A few weeks ago the worship team led us in a new song, "The Servant Song". I wrote down the title and placed it by my computer. The words touched my heart and it is a poignant reminder to us. This morning we sang this song again with pastor's message to love one another as we love ourselves.
He asked, "How do you love yourself?" and then gave us thirty seconds to jot down two ways we showed that we loved ourselves. I listed 1) good hygiene and 2) read my Bible daily. I thought I was off to a good start. His follow-up made me rethink my gut responses at first. He encouraged us to use these two things (and the others we listed later today and during the week) as a springboard to show love to others.
Hmm...to practice good hygiene and read my Bible isn't something I can do for another person yet they are the first two I listed? As I've thought more about this, I believe this is possible. Local food pantry patrons and some of our soldiers overseas lack some of the basic essentials to maintain proper hygiene. So, why can't I donate use my BOGO's to provide toothpaste, shampoos, conditioners, soap, and such to the organizations assisting those with needs? I can...so I am then "loving others" the way I love my self first -- practicing good hygiene.

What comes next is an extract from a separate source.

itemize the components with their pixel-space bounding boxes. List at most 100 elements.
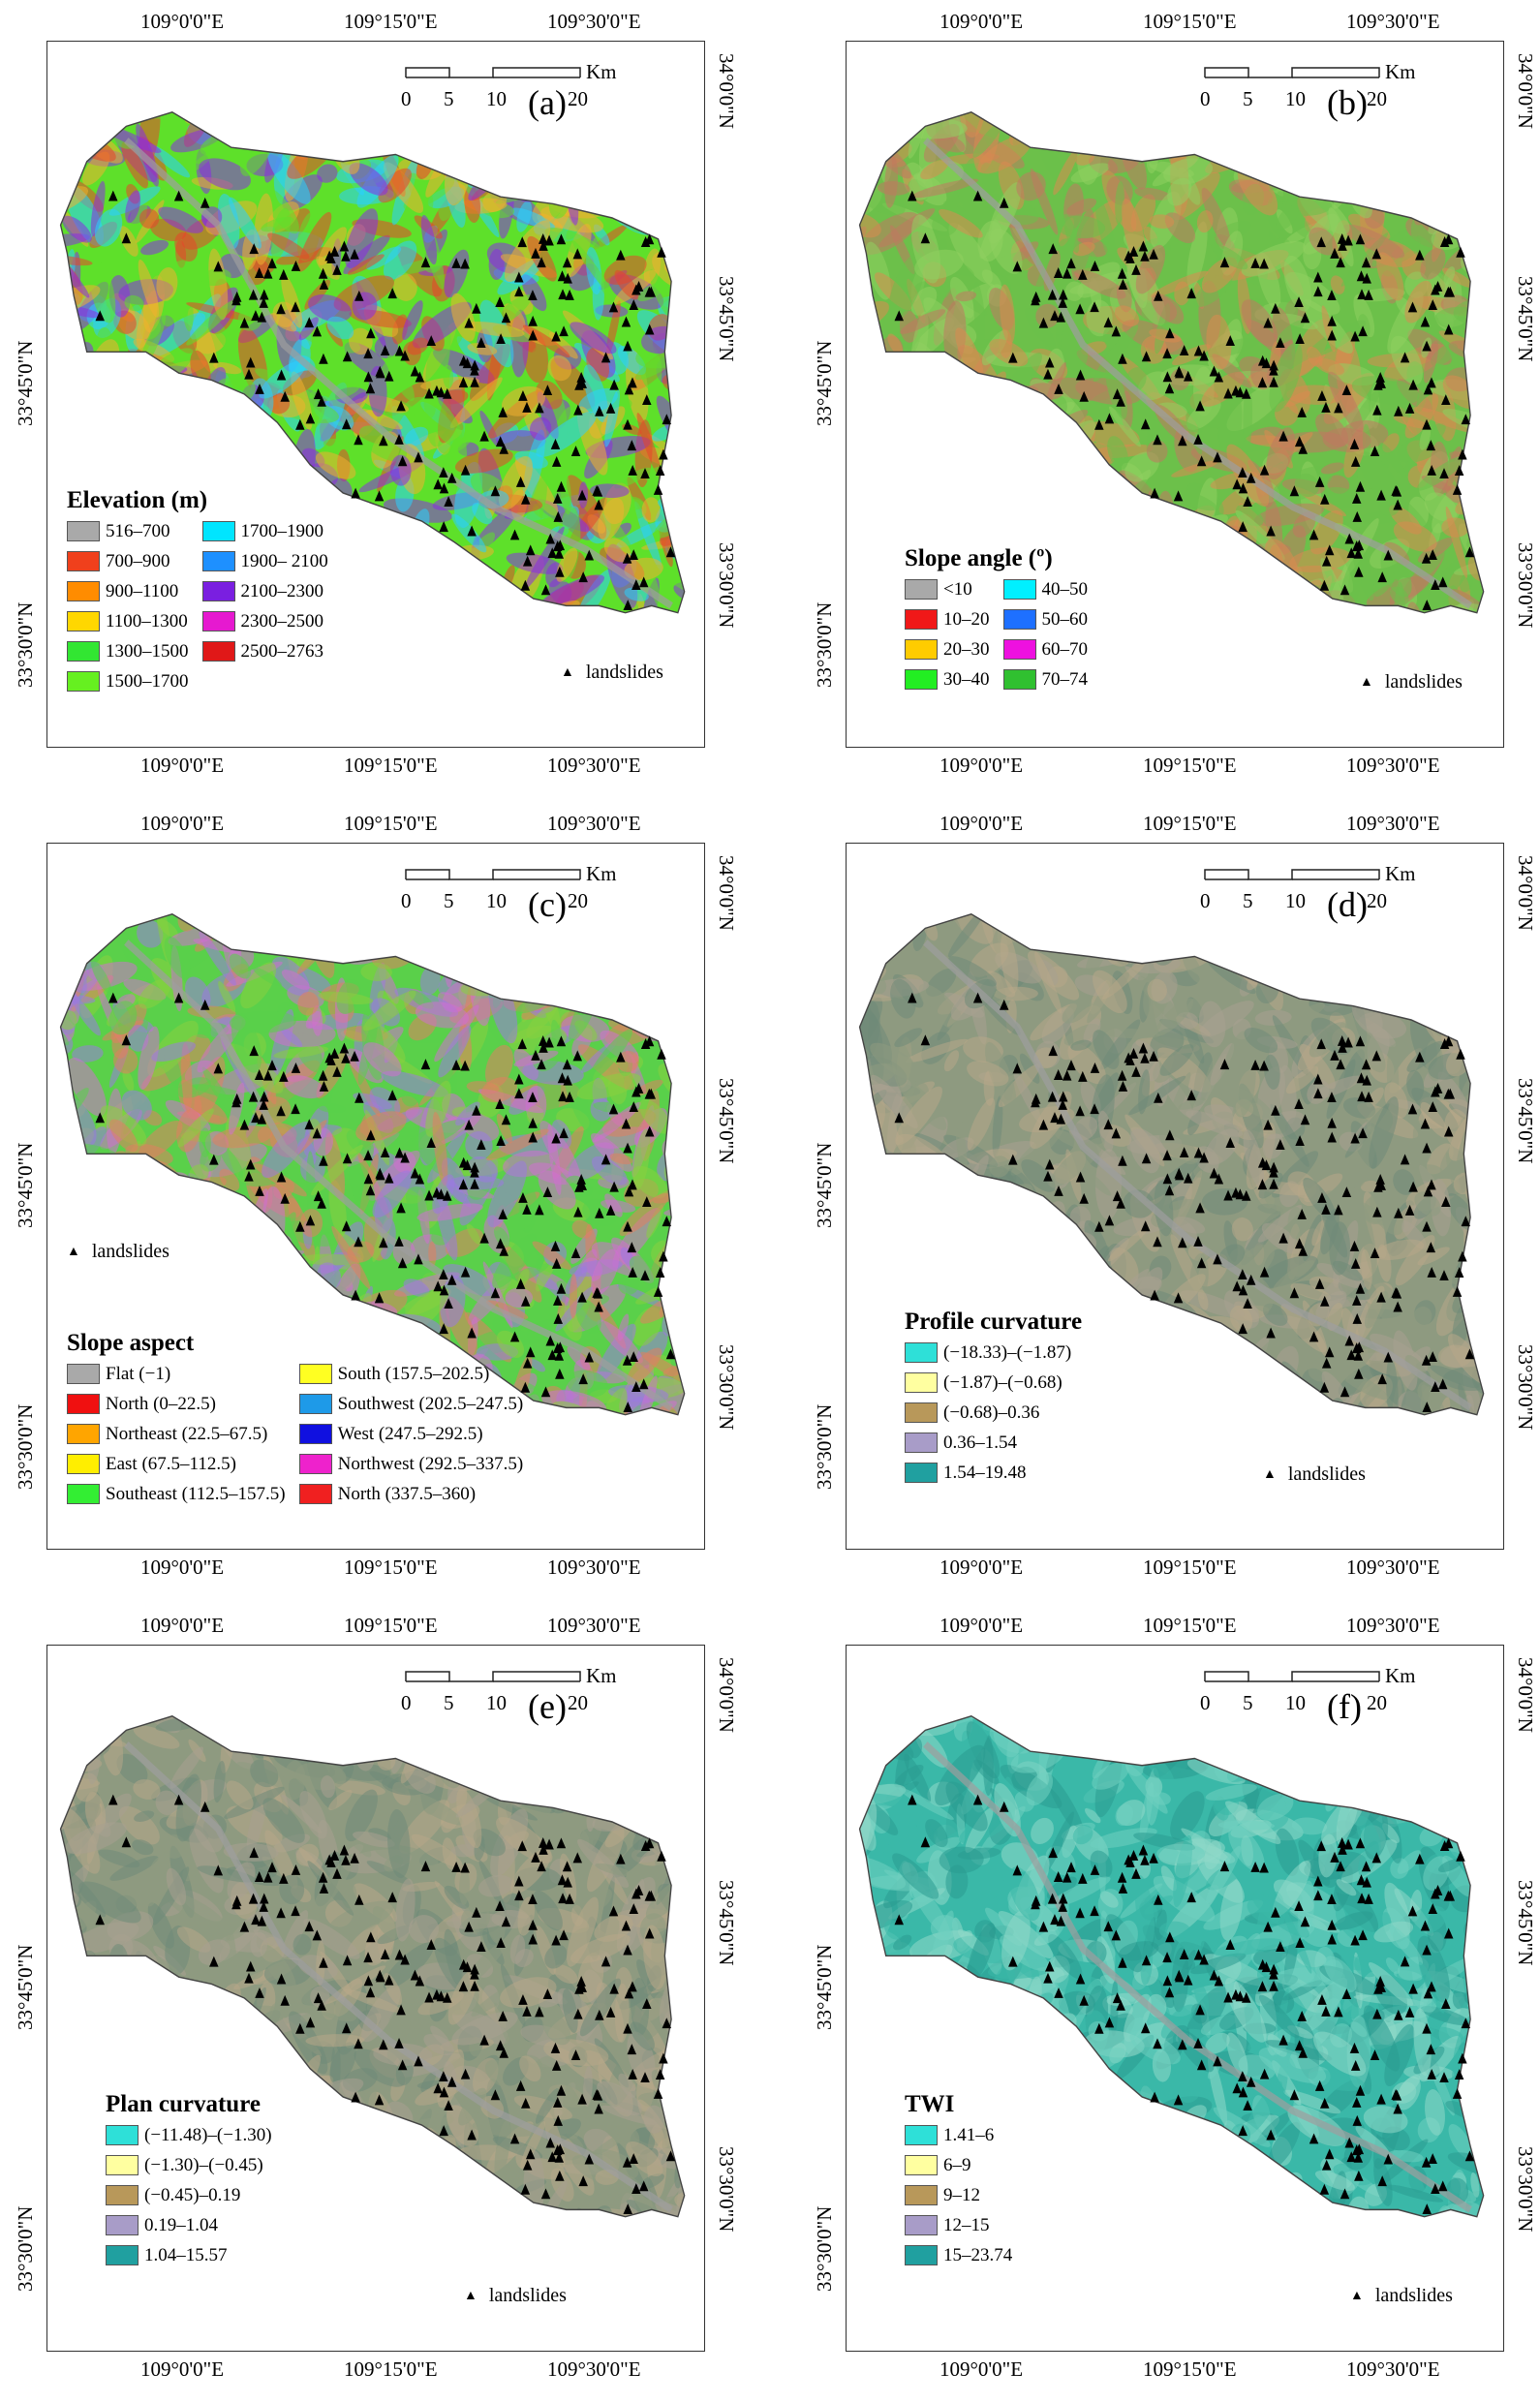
landslide-marker <box>1103 317 1114 328</box>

But I can't read the Bible for another person? Or can I? If I living out the words I read, then aren't I sharing the very words God inspired with those I meet? If I share more Scripture verses on the blog and in my writing, aren't I sharing the Bible with some that might never open one? Yes. And then there is the thought, what if I donated Bibles to the Crisis Pregnancy Care Center, the food pantry, or for the soldiers? Would that be sharing a way I love myself with others? I think so.
Jesus was born in the manger to show us love in human form. He died on the cross on Good Friday to show us sacrificial love. God showed His love through Jesus, He was born to die, God is asking me to do is donate some toothpaste -- what am I waiting for? What is holding me back? How do you love yourself? How do you show love to others? In truth, who to we serve -- self or God?